If you are taking a crash course in American culture, deconstructing “have a nice day” is not a bad place to start. For three graduate students from China, anyway, the expression was puzzling and funny, and ultimately rendered a tiny glimpse into the American psyche.
“People in China don’t say this,” said Dai (Jimmy) Fengnian. “The first time I heard this, I said, ‘Thank you.’ Then I realized that wasn’t right, and gradually I found out that you’re supposed to say, ‘Oh, you, too. Have a nice day.’”
Fengnian and classmates Sun (Lorraine) Menghan and Xu (Yoyo) Tianyue laughed over both the expression and their reaction. This was the first time they had visited the U.S., and they were finding a lot of things puzzling, which was the point of their visit.
They and 32 classmates had arrived on campus on Jan. 28 from Tsinghua University PBC School of Finance, a top-ranked school in Beijing. They participated in a new two-week program offered by the Mendoza College of Business in coordination with Notre Dame International (NDI) that was intended to give them insight into American business practices and capital markets.
The PBC School of Finance was founded in 2012 as a joint venture between Tsinghua University and the People’s Bank of China. Its mission is to promote excellence in the finance industry through academic excellence and cutting-edge research. The school offers three master’s degree programs, as well as a Ph.D. in Finance and Executive Education. Tsinghua University is one of the top two universities in China and is currently ranked No. 49 worldwide by Times Higher Education.
The students spent long days in classrooms in the Stayer Center for Executive Education, learning from Mendoza instructors about markets and trading, entrepreneurship and human rights. They also had the opportunity to experience a bit of student life — shopping, touring Chicago and attending basketball and hockey games.
Beyond their remarks about some of the idiosyncrasies of American life — the casual dress, the intense interest in working out, the general openness and friendliness of students, the food — the students had a lively intelligence about China’s emergence as an economic power. All three planned careers in finance, and were thoughtfully comparing the differences between the U.S. and Chinese business climates.

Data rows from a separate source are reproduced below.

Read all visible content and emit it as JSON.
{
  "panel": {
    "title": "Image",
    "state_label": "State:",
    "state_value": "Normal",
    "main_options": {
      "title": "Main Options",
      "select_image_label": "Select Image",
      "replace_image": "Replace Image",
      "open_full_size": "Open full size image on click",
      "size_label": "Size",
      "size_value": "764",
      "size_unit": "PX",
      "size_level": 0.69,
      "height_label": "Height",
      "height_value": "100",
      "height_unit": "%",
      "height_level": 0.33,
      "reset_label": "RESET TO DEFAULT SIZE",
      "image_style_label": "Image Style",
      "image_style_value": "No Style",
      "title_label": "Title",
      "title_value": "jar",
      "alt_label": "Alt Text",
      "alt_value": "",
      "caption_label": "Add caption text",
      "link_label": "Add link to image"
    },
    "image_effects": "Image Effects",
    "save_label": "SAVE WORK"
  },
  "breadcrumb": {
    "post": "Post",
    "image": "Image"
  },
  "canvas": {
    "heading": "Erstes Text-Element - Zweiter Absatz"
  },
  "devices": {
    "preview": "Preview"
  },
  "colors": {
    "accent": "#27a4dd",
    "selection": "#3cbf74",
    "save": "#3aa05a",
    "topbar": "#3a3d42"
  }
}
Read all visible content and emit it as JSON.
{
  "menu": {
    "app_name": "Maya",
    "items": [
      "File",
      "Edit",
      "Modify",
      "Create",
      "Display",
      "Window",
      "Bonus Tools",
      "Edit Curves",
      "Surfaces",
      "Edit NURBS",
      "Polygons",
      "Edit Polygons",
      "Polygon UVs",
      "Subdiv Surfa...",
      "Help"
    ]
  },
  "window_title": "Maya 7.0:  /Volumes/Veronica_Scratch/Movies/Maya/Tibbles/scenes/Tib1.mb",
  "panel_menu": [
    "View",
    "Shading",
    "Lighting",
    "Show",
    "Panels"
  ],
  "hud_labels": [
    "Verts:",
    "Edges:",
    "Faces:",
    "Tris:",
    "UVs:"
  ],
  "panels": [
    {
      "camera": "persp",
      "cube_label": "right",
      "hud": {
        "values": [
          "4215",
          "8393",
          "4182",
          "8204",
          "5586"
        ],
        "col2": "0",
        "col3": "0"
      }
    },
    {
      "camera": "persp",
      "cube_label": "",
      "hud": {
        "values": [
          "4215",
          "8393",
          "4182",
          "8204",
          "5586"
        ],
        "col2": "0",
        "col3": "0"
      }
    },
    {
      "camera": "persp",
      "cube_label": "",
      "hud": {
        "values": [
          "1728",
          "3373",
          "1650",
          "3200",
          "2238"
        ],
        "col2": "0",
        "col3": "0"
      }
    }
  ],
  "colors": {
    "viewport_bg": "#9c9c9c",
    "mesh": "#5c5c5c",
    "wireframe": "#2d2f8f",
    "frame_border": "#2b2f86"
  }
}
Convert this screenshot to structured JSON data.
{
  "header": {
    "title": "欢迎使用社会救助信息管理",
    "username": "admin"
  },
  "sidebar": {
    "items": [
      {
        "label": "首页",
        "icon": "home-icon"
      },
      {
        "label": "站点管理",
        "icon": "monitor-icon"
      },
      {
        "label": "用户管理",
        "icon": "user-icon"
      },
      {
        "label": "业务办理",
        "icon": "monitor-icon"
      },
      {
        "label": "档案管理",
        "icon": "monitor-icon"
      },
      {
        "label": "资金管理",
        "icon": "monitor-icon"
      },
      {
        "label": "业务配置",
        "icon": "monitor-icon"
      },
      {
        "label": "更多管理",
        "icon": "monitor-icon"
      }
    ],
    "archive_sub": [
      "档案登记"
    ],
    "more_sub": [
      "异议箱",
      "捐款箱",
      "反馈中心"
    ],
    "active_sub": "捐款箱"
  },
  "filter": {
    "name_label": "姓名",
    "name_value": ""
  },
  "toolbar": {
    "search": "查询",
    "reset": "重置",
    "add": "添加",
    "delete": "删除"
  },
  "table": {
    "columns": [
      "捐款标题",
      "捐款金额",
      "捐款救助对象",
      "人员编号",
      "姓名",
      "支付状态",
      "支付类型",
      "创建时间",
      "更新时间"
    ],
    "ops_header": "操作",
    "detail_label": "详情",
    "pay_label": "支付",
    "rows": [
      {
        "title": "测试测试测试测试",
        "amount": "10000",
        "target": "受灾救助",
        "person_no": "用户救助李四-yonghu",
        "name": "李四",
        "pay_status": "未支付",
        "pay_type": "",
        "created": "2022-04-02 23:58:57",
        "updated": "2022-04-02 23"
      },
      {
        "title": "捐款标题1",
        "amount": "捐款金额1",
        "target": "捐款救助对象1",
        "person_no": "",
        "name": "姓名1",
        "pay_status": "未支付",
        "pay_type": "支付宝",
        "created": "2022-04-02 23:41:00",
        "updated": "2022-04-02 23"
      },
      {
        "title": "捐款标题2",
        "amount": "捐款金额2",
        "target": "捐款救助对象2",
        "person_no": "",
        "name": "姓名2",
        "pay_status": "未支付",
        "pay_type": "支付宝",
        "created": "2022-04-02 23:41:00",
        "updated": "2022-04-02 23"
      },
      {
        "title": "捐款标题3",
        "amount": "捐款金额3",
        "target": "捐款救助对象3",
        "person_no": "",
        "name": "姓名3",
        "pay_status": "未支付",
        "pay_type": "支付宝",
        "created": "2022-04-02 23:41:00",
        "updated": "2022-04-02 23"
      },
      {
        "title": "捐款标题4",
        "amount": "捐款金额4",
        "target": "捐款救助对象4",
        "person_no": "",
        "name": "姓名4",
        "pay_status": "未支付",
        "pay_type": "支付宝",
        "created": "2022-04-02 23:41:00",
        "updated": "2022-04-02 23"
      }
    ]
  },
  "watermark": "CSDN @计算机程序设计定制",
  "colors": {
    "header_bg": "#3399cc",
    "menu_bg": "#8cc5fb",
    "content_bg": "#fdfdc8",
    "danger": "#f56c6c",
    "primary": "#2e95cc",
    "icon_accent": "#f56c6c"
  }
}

Entrepreneurship, for example, is likely to take the form of improving on an existing idea or venture, said Fengnian, like Uber. American entrepreneurs are more likely to create something entirely new.
While they were optimistic about China’s economic future and the potential for increasing partnerships with the U.S., they were also realistic about the challenges ahead for two such disparate world powers.
“Our partnership with Tsinghua provides a great opportunity to mutually expand our understanding of each other’s culture and business knowledge,” said Mendoza Dean Roger D. Huang, who visited Tsinghua in March 2013. “As we all know, business is global. As a college of business, it’s a vital part of our mission to not only educate our students to understand this perspective, but also to facilitate the sharing of knowledge with students from other countries.”
Jonathan Noble, NDI’s assistant provost for internationalization and director of Notre Dame’s Beijing Global Gateway, facilitated the agreement and has fostered the growing relationship between the universities for a number of years.
“The Beijing Global Gateway continues to develop a portfolio of academic programs in China in partnership with important universities like Tsinghua,” Noble said. “These programs aim to enhance opportunities for academic exchange and mutual understanding for Notre Dame students in China, as well as for Tsinghua students on the Notre Dame campus — and with the Notre Dame community.”